The dependencies of phpmd/phpmd
remain in composer.lock
and the vendor
folder.
If I run:
php composer.phar remove phpmd/phpmd
php composer.phar update
this achieves points 1, 2, 3, 4, 5, but does not achieve point 6.
squizlabs/php_codesniffer
gets updated to version 2.1.0
.
Remove the entry from composer.json
then run composer update phpmd/phpmd
.
As to why that is the solution that works. I have no idea but that is what is required to remove a package totally from composer.lock
and /vendor
and allow you to install a new/replacement/conflicting package.
Do this:
php composer.phar remove phpmd/phpmd
Modify the composer.json file so it contains the following require section.
{
"require": {
"squizlabs/php_codesniffer": "2.0.*",
}
}
Now run composer.phar update
. That should get you where you want to be.
Note: You could also pin the php_codesniffer package to a specific version e.g. 2.0.0
. More information about how composer does versioning can be found on here.
squizlabs/php_codesniffer
in composer.json
. Sorry, I should have made this clear in my question. Ideally, I'm looking for something similar to MacPorts' --follow-dependencies
flag for its uninstall
command: "Uninstall ports that were automatically installed as dependencies of the removed port and are no longer needed".
To remove package from .json and .lock files you have to remove package as follows:
composer remove package-name
composer remove
was broken. Updating composer might help.
I found this answer here,
Manually remove the package from composer.json. Manually delete vendor folder. Run composer install (from inside your project folder).

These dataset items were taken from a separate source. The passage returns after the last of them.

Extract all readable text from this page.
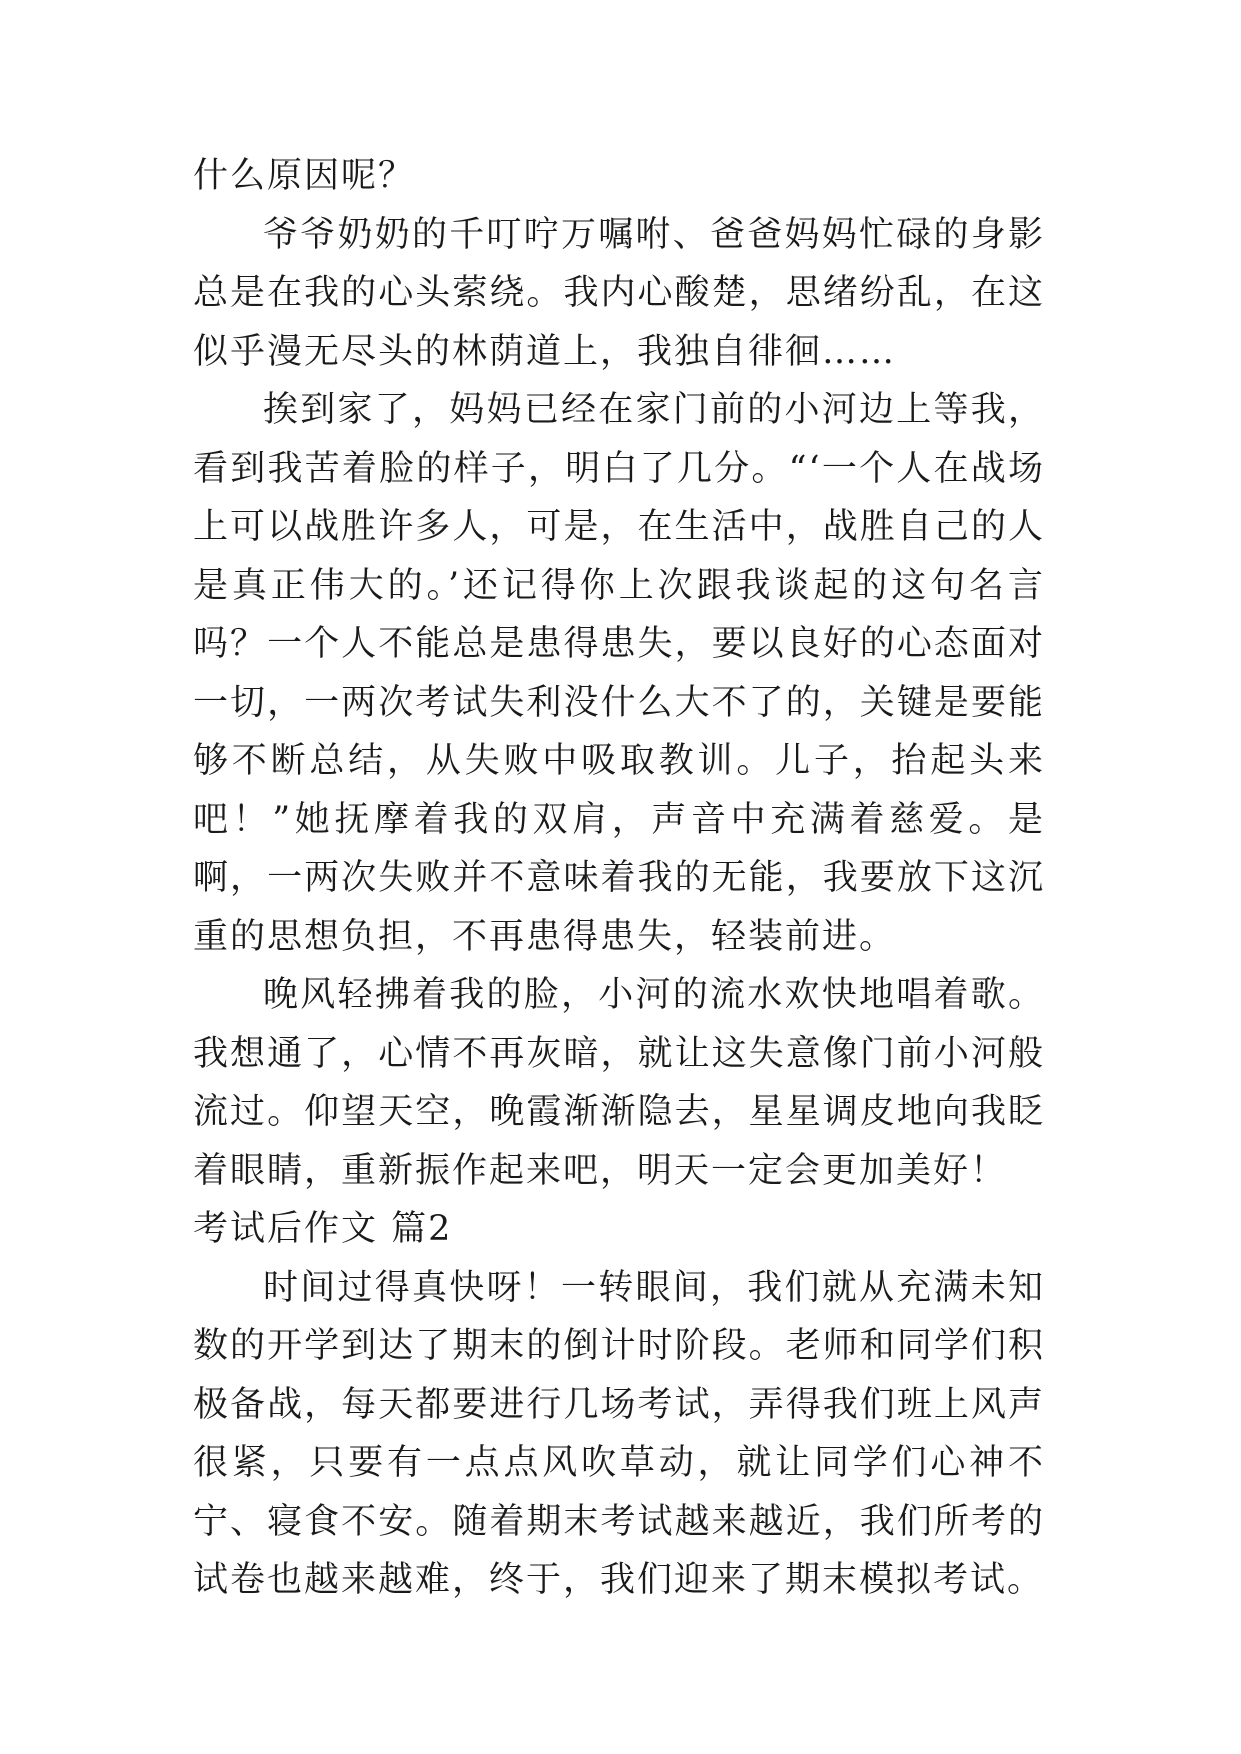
什么原因呢？

爷爷奶奶的千叮咛万嘱咐、爸爸妈妈忙碌的身影总是在我的心头萦绕。我内心酸楚，思绪纷乱，在这似乎漫无尽头的林荫道上，我独自徘徊……

挨到家了，妈妈已经在家门前的小河边上等我，看到我苦着脸的样子，明白了几分。“‘一个人在战场上可以战胜许多人，可是，在生活中，战胜自己的人是真正伟大的。’还记得你上次跟我谈起的这句名言吗？一个人不能总是患得患失，要以良好的心态面对一切，一两次考试失利没什么大不了的，关键是要能够不断总结，从失败中吸取教训。儿子，抬起头来吧！”她抚摩着我的双肩，声音中充满着慈爱。是啊，一两次失败并不意味着我的无能，我要放下这沉重的思想负担，不再患得患失，轻装前进。

晚风轻拂着我的脸，小河的流水欢快地唱着歌。我想通了，心情不再灰暗，就让这失意像门前小河般流过。仰望天空，晚霞渐渐隐去，星星调皮地向我眨着眼睛，重新振作起来吧，明天一定会更加美好！

考试后作文 篇2

时间过得真快呀！一转眼间，我们就从充满未知数的开学到达了期末的倒计时阶段。老师和同学们积极备战，每天都要进行几场考试，弄得我们班上风声很紧，只要有一点点风吹草动，就让同学们心神不宁、寝食不安。随着期末考试越来越近，我们所考的试卷也越来越难，终于，我们迎来了期末模拟考试。
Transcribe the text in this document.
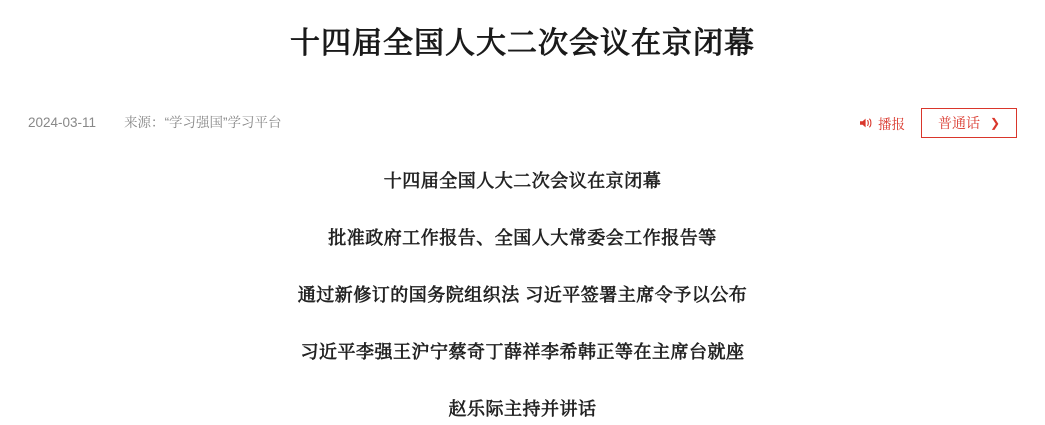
十四届全国人大二次会议在京闭幕
2024-03-11 来源： “学习强国”学习平台	播报 普通话 ❯

十四届全国人大二次会议在京闭幕

批准政府工作报告、全国人大常委会工作报告等

通过新修订的国务院组织法 习近平签署主席令予以公布

习近平李强王沪宁蔡奇丁薛祥李希韩正等在主席台就座

赵乐际主持并讲话
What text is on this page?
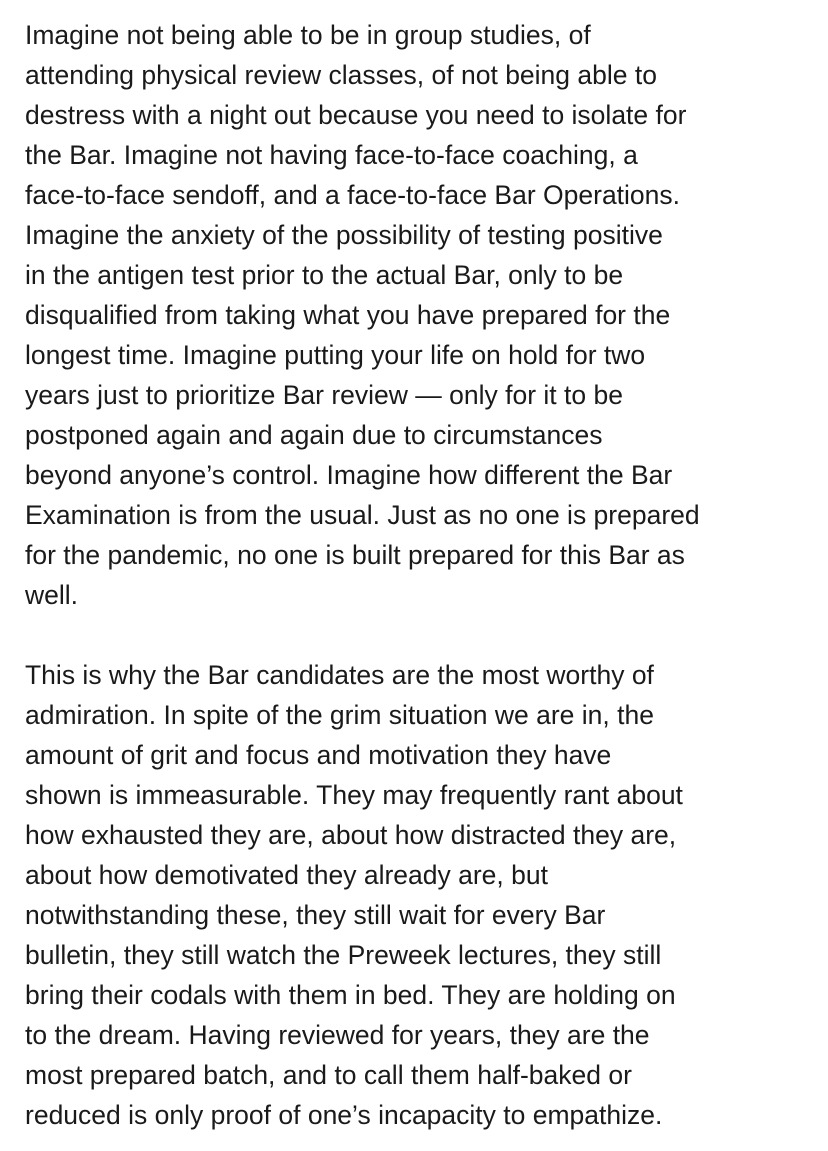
Imagine not being able to be in group studies, of
attending physical review classes, of not being able to
destress with a night out because you need to isolate for
the Bar. Imagine not having face-to-face coaching, a
face-to-face sendoff, and a face-to-face Bar Operations.
Imagine the anxiety of the possibility of testing positive
in the antigen test prior to the actual Bar, only to be
disqualified from taking what you have prepared for the
longest time. Imagine putting your life on hold for two
years just to prioritize Bar review — only for it to be
postponed again and again due to circumstances
beyond anyone’s control. Imagine how different the Bar
Examination is from the usual. Just as no one is prepared
for the pandemic, no one is built prepared for this Bar as
well.
This is why the Bar candidates are the most worthy of
admiration. In spite of the grim situation we are in, the
amount of grit and focus and motivation they have
shown is immeasurable. They may frequently rant about
how exhausted they are, about how distracted they are,
about how demotivated they already are, but
notwithstanding these, they still wait for every Bar
bulletin, they still watch the Preweek lectures, they still
bring their codals with them in bed. They are holding on
to the dream. Having reviewed for years, they are the
most prepared batch, and to call them half-baked or
reduced is only proof of one’s incapacity to empathize.
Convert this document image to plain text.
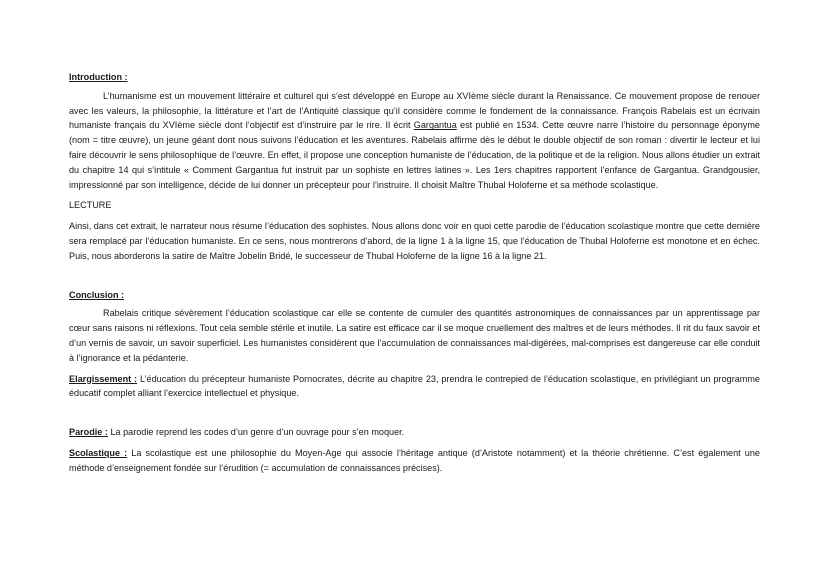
Introduction :

L’humanisme est un mouvement littéraire et culturel qui s’est développé en Europe au XVIème siècle durant la Renaissance. Ce mouvement propose de renouer avec les valeurs, la philosophie, la littérature et l’art de l’Antiquité classique qu’il considère comme le fondement de la connaissance. François Rabelais est un écrivain humaniste français du XVIème siècle dont l’objectif est d’instruire par le rire. Il écrit Gargantua est publié en 1534. Cette œuvre narre l’histoire du personnage éponyme (nom = titre œuvre), un jeune géant dont nous suivons l’éducation et les aventures. Rabelais affirme dès le début le double objectif de son roman : divertir le lecteur et lui faire découvrir le sens philosophique de l’œuvre. En effet, il propose une conception humaniste de l’éducation, de la politique et de la religion. Nous allons étudier un extrait du chapitre 14 qui s’intitule « Comment Gargantua fut instruit par un sophiste en lettres latines ». Les 1ers chapitres rapportent l’enfance de Gargantua. Grandgousier, impressionné par son intelligence, décide de lui donner un précepteur pour l’instruire. Il choisit Maître Thubal Holoferne et sa méthode scolastique.

LECTURE

Ainsi, dans cet extrait, le narrateur nous résume l’éducation des sophistes. Nous allons donc voir en quoi cette parodie de l’éducation scolastique montre que cette dernière sera remplacé par l’éducation humaniste. En ce sens, nous montrerons d’abord, de la ligne 1 à la ligne 15, que l’éducation de Thubal Holoferne est monotone et en échec. Puis, nous aborderons la satire de Maître Jobelin Bridé, le successeur de Thubal Holoferne de la ligne 16 à la ligne 21.

Conclusion :

Rabelais critique sévèrement l’éducation scolastique car elle se contente de cumuler des quantités astronomiques de connaissances par un apprentissage par cœur sans raisons ni réflexions. Tout cela semble stérile et inutile. La satire est efficace car il se moque cruellement des maîtres et de leurs méthodes. Il rit du faux savoir et d’un vernis de savoir, un savoir superficiel. Les humanistes considèrent que l’accumulation de connaissances mal-digérées, mal-comprises est dangereuse car elle conduit à l’ignorance et la pédanterie.

Elargissement : L’éducation du précepteur humaniste Pornocrates, décrite au chapitre 23, prendra le contrepied de l’éducation scolastique, en privilégiant un programme éducatif complet alliant l’exercice intellectuel et physique.

Parodie : La parodie reprend les codes d’un genre d’un ouvrage pour s’en moquer.

Scolastique : La scolastique est une philosophie du Moyen-Age qui associe l’héritage antique (d’Aristote notamment) et la théorie chrétienne. C’est également une méthode d’enseignement fondée sur l’érudition (= accumulation de connaissances précises).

Composer re-installs the packages listed in composer.json.
composer install
would use the lock file and reinstall the remove package
I do not believe this to currently be possible. This is the sort of thing that you may wish to submit as a feature request to Composer.
Meanwhile, I think your best bet is to go with option #1: php composer.phar remove phpmd/phpmd
It will remove the package from your explicit dependencies without forcing you to update anything. The obsolete dependencies from your removed library will remain until you next run composer update
, which is something you should be doing periodically anyway. Most of the files from the old dependencies should be set to autoload one way or another, so you shouldn't have any real penalties for keeping those files around other than the space they use on disk.